As described in the patient exclusion criteria, patients with censored follow-up of less than 1 year
with no evidence of disease progression or death were excluded from the analysis. The primary cost measures included progression-free costs and overall costs. Costs were based on all billed charges documented in the PMS data and were obtained for chemotherapy administration, supportive care, and other costs. Supportive care costs included charges for erythropoietin-stimulating agents, white blood cell growth factors, and bisphosphonates. Other costs included charges for facility costs, physician and nursing fees not included in chemotherapy administration costs, and other ancillary drug and service costs (e.g., laboratory tests and diagnostics). Ku 0059436 Incremental effectiveness was measured as the difference in PFS and OS within each matched LBH589 pair. Incremental costs were measured as differences in costs during the PFS/OS periods for each matched pair. Mean differences in effectiveness and costs were calculated for each matching strata. An overall mean was calculated as the weighted average of the strata-specific differences (weighted by the relative proportional sizes of the strata) in effectiveness and cost.
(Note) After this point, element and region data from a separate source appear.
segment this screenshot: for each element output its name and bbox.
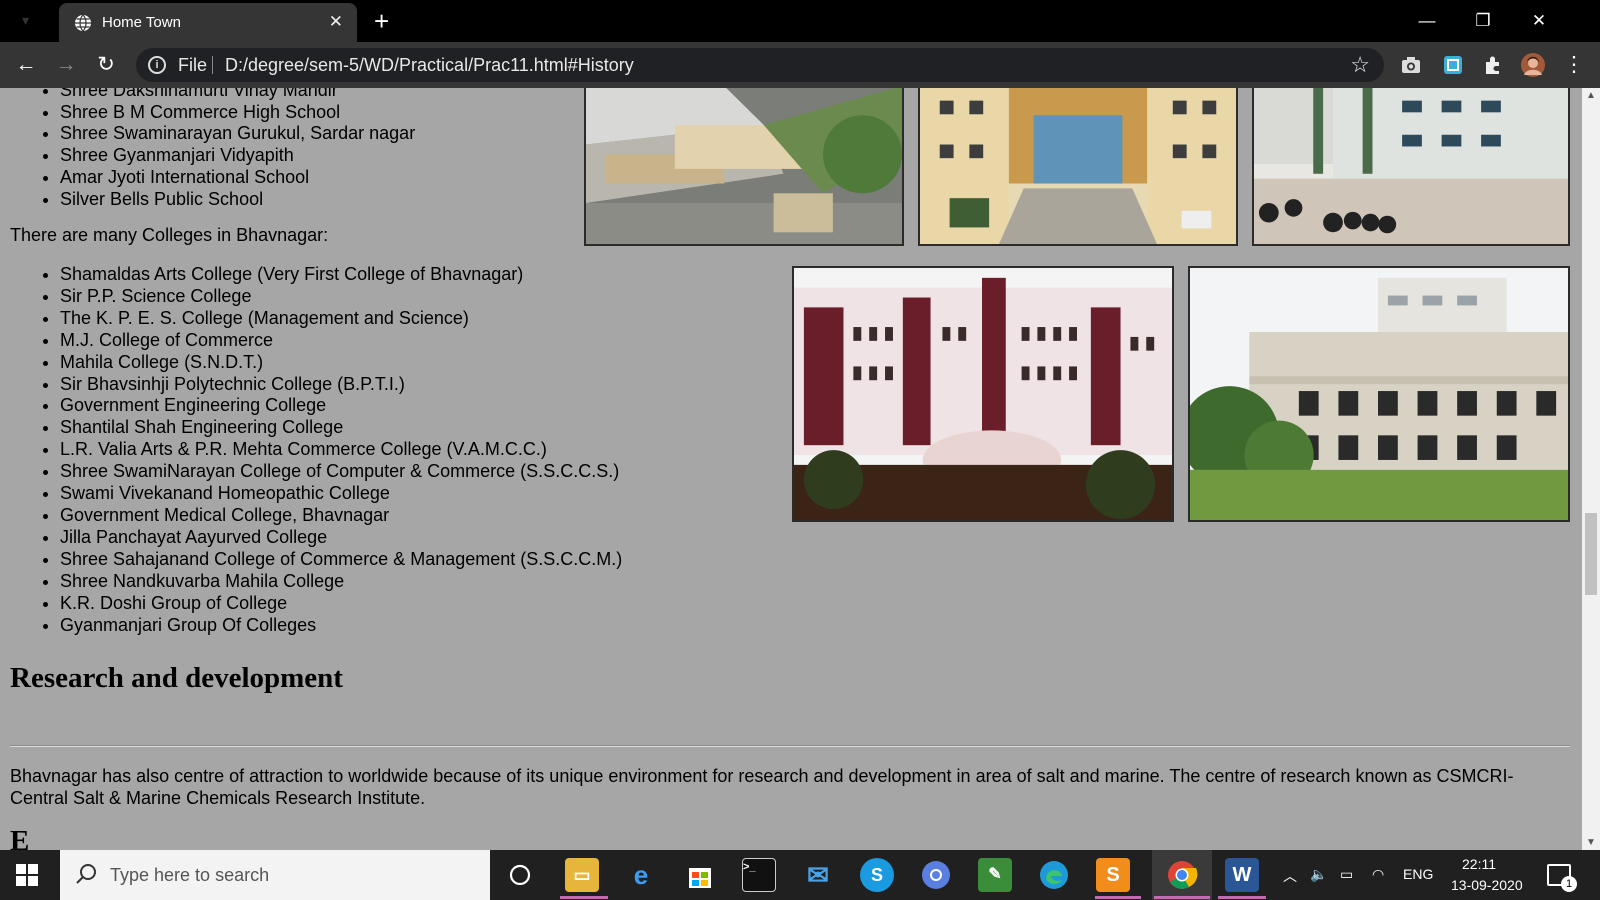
sublime-text-icon[interactable]: S	[1096, 858, 1130, 892]
research-heading: Research and development	[10, 662, 343, 694]
web-page: Shree Dakshinamurti Vinay Mandir Shree B…	[0, 88, 1582, 850]
list-item: Gyanmanjari Group Of Colleges	[60, 615, 622, 637]
list-item: The K. P. E. S. College (Management and …	[60, 308, 622, 330]
tab-home-town[interactable]: Home Town ✕	[59, 3, 357, 42]
list-item: Shree Swaminarayan Gurukul, Sardar nagar	[60, 123, 415, 145]
college-campus-photo	[1188, 266, 1570, 522]
schools-list: Shree Dakshinamurti Vinay Mandir Shree B…	[60, 88, 415, 210]
taskbar-search-input[interactable]: Type here to search	[60, 850, 490, 900]
active-indicator	[1154, 896, 1210, 899]
research-paragraph: Bhavnagar has also centre of attraction …	[10, 766, 1514, 808]
list-item: Shree SwamiNarayan College of Computer &…	[60, 461, 622, 483]
list-item: Shamaldas Arts College (Very First Colle…	[60, 264, 622, 286]
profile-avatar[interactable]	[1520, 52, 1546, 78]
list-item: L.R. Valia Arts & P.R. Mehta Commerce Co…	[60, 439, 622, 461]
list-item: Shree Sahajanand College of Commerce & M…	[60, 549, 622, 571]
edge-icon[interactable]	[1037, 858, 1071, 892]
volume-icon[interactable]: 🔈	[1310, 866, 1327, 883]
list-item: Swami Vivekanand Homeopathic College	[60, 483, 622, 505]
word-icon[interactable]: W	[1225, 858, 1259, 892]
list-item: Shree Gyanmanjari Vidyapith	[60, 145, 415, 167]
microsoft-store-icon[interactable]	[683, 858, 717, 892]
forward-button[interactable]: →	[52, 51, 80, 79]
tab-close-icon[interactable]: ✕	[329, 12, 343, 32]
scroll-up-arrow-icon[interactable]: ▲	[1586, 90, 1596, 101]
file-explorer-icon[interactable]: ▭	[565, 858, 599, 892]
list-item: Mahila College (S.N.D.T.)	[60, 352, 622, 374]
address-separator	[212, 56, 213, 74]
windows-taskbar: Type here to search ▭ e >_ ✉ S ✎ S W ︿ 🔈…	[0, 850, 1600, 900]
new-tab-button[interactable]: +	[374, 6, 389, 37]
list-item: Jilla Panchayat Aayurved College	[60, 527, 622, 549]
list-item: Shree Nandkuvarba Mahila College	[60, 571, 622, 593]
wifi-icon[interactable]: ◠	[1372, 866, 1384, 883]
active-indicator	[1218, 896, 1266, 899]
screenshot-extension-icon[interactable]	[1440, 52, 1466, 78]
list-item: Amar Jyoti International School	[60, 167, 415, 189]
browser-menu-icon[interactable]: ⋮	[1560, 51, 1588, 79]
building-entrance-photo	[918, 88, 1238, 246]
clock-time[interactable]: 22:11	[1462, 856, 1496, 872]
skype-icon[interactable]: S	[860, 858, 894, 892]
address-scheme-label: File	[178, 55, 208, 75]
list-item: Silver Bells Public School	[60, 189, 415, 211]
chrome-icon[interactable]	[1165, 858, 1199, 892]
extensions-puzzle-icon[interactable]	[1480, 52, 1506, 78]
list-item: K.R. Doshi Group of College	[60, 593, 622, 615]
college-building-photo	[792, 266, 1174, 522]
scrollbar-thumb[interactable]	[1585, 513, 1597, 595]
camera-extension-icon[interactable]	[1398, 52, 1424, 78]
scroll-down-arrow-icon[interactable]: ▼	[1586, 837, 1596, 848]
url-text[interactable]: D:/degree/sem-5/WD/Practical/Prac11.html…	[225, 55, 634, 76]
language-indicator[interactable]: ENG	[1403, 866, 1433, 882]
list-item: Sir P.P. Science College	[60, 286, 622, 308]
chromium-icon[interactable]	[919, 858, 953, 892]
bookmark-star-icon[interactable]: ☆	[1350, 52, 1370, 78]
campus-courtyard-photo	[1252, 88, 1570, 246]
command-prompt-icon[interactable]: >_	[742, 858, 776, 892]
reload-button[interactable]: ↻	[92, 51, 120, 79]
tab-search-icon[interactable]: ▾	[22, 12, 44, 30]
active-indicator	[1095, 896, 1141, 899]
globe-icon	[75, 14, 91, 32]
restore-button[interactable]: ❐	[1460, 6, 1506, 36]
horizontal-rule	[10, 745, 1570, 747]
list-item: Government Medical College, Bhavnagar	[60, 505, 622, 527]
colleges-list: Shamaldas Arts College (Very First Colle…	[60, 264, 622, 636]
cortana-icon[interactable]	[508, 863, 532, 887]
mail-icon[interactable]: ✉	[801, 858, 835, 892]
close-window-button[interactable]: ✕	[1516, 6, 1562, 36]
list-item: Government Engineering College	[60, 395, 622, 417]
list-item: M.J. College of Commerce	[60, 330, 622, 352]
internet-explorer-icon[interactable]: e	[624, 858, 658, 892]
clock-date[interactable]: 13-09-2020	[1451, 877, 1523, 893]
windows-start-icon[interactable]	[16, 864, 38, 886]
battery-icon[interactable]: ▭	[1340, 866, 1353, 883]
colleges-intro: There are many Colleges in Bhavnagar:	[10, 225, 329, 245]
search-icon	[76, 864, 96, 884]
list-item: Sir Bhavsinhji Polytechnic College (B.P.…	[60, 374, 622, 396]
school-aerial-photo	[584, 88, 904, 246]
action-center-icon[interactable]: 1	[1547, 864, 1577, 892]
show-hidden-icons-chevron-icon[interactable]: ︿	[1283, 866, 1297, 886]
tab-strip: ▾ Home Town ✕ + — ❐ ✕	[0, 0, 1600, 42]
search-placeholder: Type here to search	[110, 865, 270, 885]
next-section-heading-cropped: E	[10, 825, 450, 850]
notification-count-badge: 1	[1561, 876, 1577, 892]
info-icon[interactable]: i	[148, 56, 166, 74]
image-editor-icon[interactable]: ✎	[978, 858, 1012, 892]
tab-title: Home Town	[102, 14, 181, 31]
minimize-button[interactable]: —	[1404, 6, 1450, 36]
list-item: Shree B M Commerce High School	[60, 102, 415, 124]
list-item: Shree Dakshinamurti Vinay Mandir	[60, 88, 415, 102]
list-item: Shantilal Shah Engineering College	[60, 417, 622, 439]
back-button[interactable]: ←	[12, 51, 40, 79]
browser-toolbar: ← → ↻ i File D:/degree/sem-5/WD/Practica…	[0, 42, 1600, 88]
active-indicator	[560, 896, 608, 899]
address-bar[interactable]: i File D:/degree/sem-5/WD/Practical/Prac…	[136, 48, 1384, 82]
vertical-scrollbar[interactable]: ▲ ▼	[1582, 88, 1600, 850]
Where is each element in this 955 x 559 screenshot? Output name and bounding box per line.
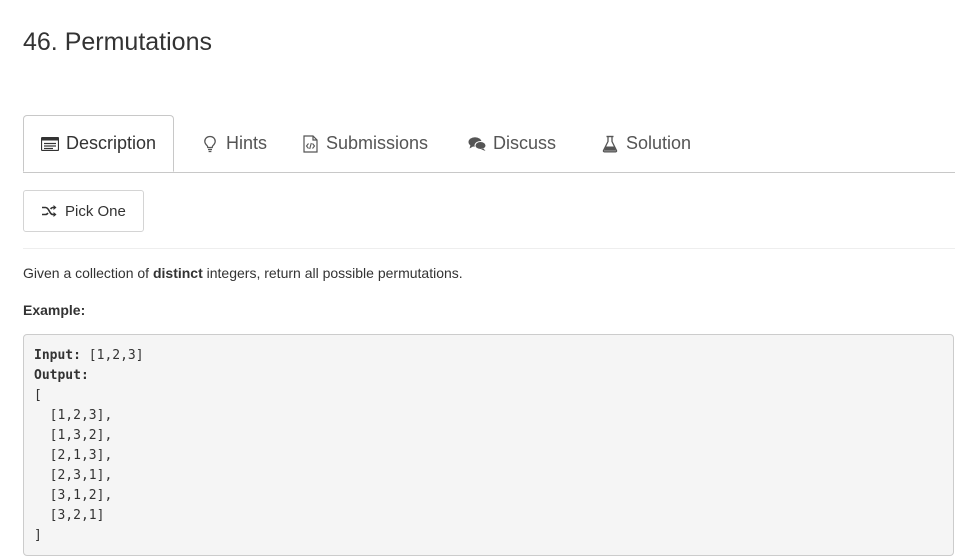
problem-page: 46. Permutations Description Hints Submi… bbox=[0, 0, 955, 559]
output-line: [ bbox=[34, 388, 42, 403]
output-label: Output: bbox=[34, 368, 89, 383]
problem-description: Given a collection of distinct integers,… bbox=[23, 263, 463, 283]
description-text: integers, return all possible permutatio… bbox=[202, 265, 463, 281]
output-line: ] bbox=[34, 528, 42, 543]
tab-label: Solution bbox=[626, 133, 692, 153]
page-title: 46. Permutations bbox=[23, 28, 212, 56]
tab-label: Hints bbox=[226, 133, 268, 153]
example-heading: Example: bbox=[23, 302, 86, 318]
description-bold: distinct bbox=[152, 265, 203, 281]
pick-one-button[interactable]: Pick One bbox=[23, 190, 144, 232]
output-line: [1,3,2], bbox=[34, 428, 113, 443]
output-line: [2,1,3], bbox=[34, 448, 113, 463]
comments-icon bbox=[467, 134, 487, 154]
lightbulb-icon bbox=[200, 134, 220, 154]
shuffle-icon bbox=[41, 203, 57, 219]
output-line: [2,3,1], bbox=[34, 468, 113, 483]
tab-hints[interactable]: Hints bbox=[200, 115, 267, 172]
input-value: [1,2,3] bbox=[80, 348, 144, 363]
description-icon bbox=[40, 134, 60, 154]
pick-one-label: Pick One bbox=[65, 202, 126, 220]
tab-solution[interactable]: Solution bbox=[600, 115, 691, 172]
description-text: Given a collection of bbox=[23, 265, 153, 281]
tab-bar: Description Hints Submissions Discuss So… bbox=[23, 115, 955, 173]
output-line: [3,1,2], bbox=[34, 488, 113, 503]
tab-submissions[interactable]: Submissions bbox=[300, 115, 428, 172]
tab-discuss[interactable]: Discuss bbox=[467, 115, 556, 172]
tab-description[interactable]: Description bbox=[23, 115, 175, 172]
tab-label: Discuss bbox=[493, 133, 557, 153]
output-line: [3,2,1] bbox=[34, 508, 105, 523]
code-file-icon bbox=[300, 134, 320, 154]
tab-label: Description bbox=[66, 133, 157, 153]
example-code-block: Input: [1,2,3] Output: [ [1,2,3], [1,3,2… bbox=[23, 334, 954, 556]
tab-label: Submissions bbox=[326, 133, 429, 153]
content-divider bbox=[23, 248, 955, 249]
flask-icon bbox=[600, 134, 620, 154]
input-label: Input: bbox=[34, 348, 81, 363]
output-line: [1,2,3], bbox=[34, 408, 113, 423]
Traditional survival analyses (Kaplan–Meier analysis and Cox proportional hazards regression modeling) were conducted to estimate and compare PFS
and OS between treatment cohorts. These analyses were repeated for those patients who received Pem/Cis as well as for patients with an Eastern Cooperative Oncology Group performance factor (ECOG PS) 0/1 who received Pem/Cis. Statistical inference associated with the mean difference in cost effectiveness and individual
component variables of effectiveness and cost were determined using a bootstrap method, in which the matched pairs in the study population were randomly re-sampled (5000 samples Megestrol Acetate with replacement) [9]. The random re-sampling was done such that, for each sample the same method of estimation for strata mean values and overall mean values of cost effectiveness was repeated as described above for the point estimates. Re-sampling and re-analysis provided an ordered empirical sampling distribution for each mean value, and central 95% confidence intervals (CIs) were constructed using the 2.5th and 97.5th percentiles of each statistic’s empirical sampling distribution. The bootstrapped samples were used to calculate probability for each incremental cost-effectiveness pair falling into any particular quadrant of the incremental cost-effectiveness plane as a proportion of the empirical distribution lying in that quadrant. Statistical analyses were performed using SAS® software, Version 9.1 (SAS Institute Inc., Cary, NC, USA). A total of 481 patients received Pem/Plat therapy during the study period.